There are many things that affect bad foam attachment or poor foam stability:

1. The surface for foam generation is not hydrophobic enough. Culture plates that are intended for suspension culture or are non-tissue treated (non-TC) are usually hydrophobic. We recommend using the plates from SARSTEDT, ref:83.3922.500.

2. The generated foam diameter is too small. If the area size of the foam is too small, that will result in a bigger lifting force once the medium is added. The foam size should be 0.7-1 cm in diameter for good attachment.

3. The silk solution has been standing at room temperature too long after thawing. The silk solution should be used directly after thawing (within 45-60 min). If the solution looks milky, do NOT spin/centrifuge the Biosilk solution as that will damage the product. 

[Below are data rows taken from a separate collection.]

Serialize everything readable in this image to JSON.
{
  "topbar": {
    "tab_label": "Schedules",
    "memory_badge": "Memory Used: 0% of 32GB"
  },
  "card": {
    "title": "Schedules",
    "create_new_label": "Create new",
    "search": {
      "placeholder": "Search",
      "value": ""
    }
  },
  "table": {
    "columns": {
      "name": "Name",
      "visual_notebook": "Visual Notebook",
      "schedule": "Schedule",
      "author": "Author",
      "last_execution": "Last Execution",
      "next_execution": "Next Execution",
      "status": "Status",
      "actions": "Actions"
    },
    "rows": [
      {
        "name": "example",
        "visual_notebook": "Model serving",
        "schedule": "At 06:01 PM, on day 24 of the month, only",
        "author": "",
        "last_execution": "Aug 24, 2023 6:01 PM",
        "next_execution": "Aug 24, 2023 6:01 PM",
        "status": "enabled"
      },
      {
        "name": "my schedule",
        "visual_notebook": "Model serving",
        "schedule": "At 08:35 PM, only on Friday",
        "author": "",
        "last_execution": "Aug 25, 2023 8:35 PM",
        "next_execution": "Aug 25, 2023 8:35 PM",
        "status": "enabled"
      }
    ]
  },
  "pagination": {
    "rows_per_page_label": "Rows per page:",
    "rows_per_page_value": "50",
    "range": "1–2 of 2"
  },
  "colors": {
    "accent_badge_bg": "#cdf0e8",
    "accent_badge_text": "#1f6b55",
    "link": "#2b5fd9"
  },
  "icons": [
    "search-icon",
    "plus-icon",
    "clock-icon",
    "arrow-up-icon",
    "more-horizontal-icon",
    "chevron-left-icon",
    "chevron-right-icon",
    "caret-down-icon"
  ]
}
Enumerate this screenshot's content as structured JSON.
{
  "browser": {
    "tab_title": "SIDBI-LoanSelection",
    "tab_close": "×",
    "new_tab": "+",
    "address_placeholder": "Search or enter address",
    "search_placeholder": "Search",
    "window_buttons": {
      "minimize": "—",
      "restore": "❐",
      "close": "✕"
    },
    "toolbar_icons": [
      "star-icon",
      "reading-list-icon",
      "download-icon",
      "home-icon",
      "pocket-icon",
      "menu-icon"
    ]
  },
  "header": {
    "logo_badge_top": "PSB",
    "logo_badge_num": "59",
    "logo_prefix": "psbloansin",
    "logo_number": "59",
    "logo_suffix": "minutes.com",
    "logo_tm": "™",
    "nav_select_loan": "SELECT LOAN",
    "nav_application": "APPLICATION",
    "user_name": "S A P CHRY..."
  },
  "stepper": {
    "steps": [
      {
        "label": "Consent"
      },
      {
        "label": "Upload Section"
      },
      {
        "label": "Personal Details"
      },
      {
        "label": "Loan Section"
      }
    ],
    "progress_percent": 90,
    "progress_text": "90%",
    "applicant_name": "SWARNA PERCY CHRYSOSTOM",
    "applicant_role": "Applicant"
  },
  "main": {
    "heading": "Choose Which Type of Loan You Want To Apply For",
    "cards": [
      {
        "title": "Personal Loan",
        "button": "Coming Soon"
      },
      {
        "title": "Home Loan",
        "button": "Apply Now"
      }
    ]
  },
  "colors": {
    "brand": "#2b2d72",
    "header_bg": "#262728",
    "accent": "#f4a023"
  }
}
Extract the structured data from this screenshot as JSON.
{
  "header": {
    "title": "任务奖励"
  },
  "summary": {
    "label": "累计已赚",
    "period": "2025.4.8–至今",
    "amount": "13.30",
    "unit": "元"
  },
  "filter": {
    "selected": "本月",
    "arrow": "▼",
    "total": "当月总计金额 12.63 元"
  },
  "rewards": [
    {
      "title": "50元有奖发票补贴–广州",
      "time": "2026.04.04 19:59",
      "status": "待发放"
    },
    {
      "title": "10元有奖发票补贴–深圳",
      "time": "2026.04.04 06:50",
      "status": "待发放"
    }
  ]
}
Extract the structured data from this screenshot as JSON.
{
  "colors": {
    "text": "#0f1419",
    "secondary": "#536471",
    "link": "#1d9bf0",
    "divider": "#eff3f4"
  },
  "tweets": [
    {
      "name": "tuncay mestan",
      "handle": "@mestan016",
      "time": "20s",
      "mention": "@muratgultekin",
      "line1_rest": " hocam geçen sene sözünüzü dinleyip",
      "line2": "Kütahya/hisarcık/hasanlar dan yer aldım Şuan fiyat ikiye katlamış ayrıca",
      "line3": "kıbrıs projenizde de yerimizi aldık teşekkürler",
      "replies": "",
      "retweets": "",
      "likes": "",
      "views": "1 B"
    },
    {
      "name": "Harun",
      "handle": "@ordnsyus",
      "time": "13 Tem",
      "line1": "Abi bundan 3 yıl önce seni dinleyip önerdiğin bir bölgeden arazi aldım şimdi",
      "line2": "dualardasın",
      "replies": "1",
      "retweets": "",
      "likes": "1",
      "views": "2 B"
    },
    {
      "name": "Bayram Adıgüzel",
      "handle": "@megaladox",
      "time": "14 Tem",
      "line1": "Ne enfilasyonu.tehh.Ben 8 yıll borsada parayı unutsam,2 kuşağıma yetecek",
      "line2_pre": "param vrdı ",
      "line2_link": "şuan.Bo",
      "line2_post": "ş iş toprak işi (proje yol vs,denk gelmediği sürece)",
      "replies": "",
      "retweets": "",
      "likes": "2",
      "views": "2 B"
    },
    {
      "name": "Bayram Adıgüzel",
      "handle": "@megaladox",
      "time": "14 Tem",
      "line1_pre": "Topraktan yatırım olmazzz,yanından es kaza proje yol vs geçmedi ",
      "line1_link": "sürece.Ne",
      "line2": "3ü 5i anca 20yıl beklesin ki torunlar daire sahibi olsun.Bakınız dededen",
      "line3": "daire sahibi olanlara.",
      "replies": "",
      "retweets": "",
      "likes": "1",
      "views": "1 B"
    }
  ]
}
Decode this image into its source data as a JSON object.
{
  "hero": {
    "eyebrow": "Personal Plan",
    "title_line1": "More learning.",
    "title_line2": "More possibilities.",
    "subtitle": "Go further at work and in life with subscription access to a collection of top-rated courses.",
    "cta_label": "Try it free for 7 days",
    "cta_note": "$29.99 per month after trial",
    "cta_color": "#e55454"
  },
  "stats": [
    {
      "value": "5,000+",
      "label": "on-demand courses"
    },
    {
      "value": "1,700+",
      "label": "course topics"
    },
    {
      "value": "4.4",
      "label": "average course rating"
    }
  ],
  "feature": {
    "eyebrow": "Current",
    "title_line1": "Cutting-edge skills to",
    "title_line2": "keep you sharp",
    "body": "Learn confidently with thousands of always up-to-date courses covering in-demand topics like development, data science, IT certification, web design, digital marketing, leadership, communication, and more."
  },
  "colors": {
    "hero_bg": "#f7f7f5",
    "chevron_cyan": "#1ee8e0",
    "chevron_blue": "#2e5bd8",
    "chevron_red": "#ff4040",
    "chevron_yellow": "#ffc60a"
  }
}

4. The stabilization temperature has been lower than 37°C. Try only using the outer wells of the plate so that the stabilization temperature reaches 37°C faster. Alternatively, the stabilization time was not long enough (less than 20 min). Prolong the incubation time to 25 min.

5. After stabilization, carefully drop the medium both on the foam and around it, before slowly covering the foam with the medium. Filling up medium around the foam only will generate a lifting force to the foam. Do not add the medium too fast as that may break the foam apart.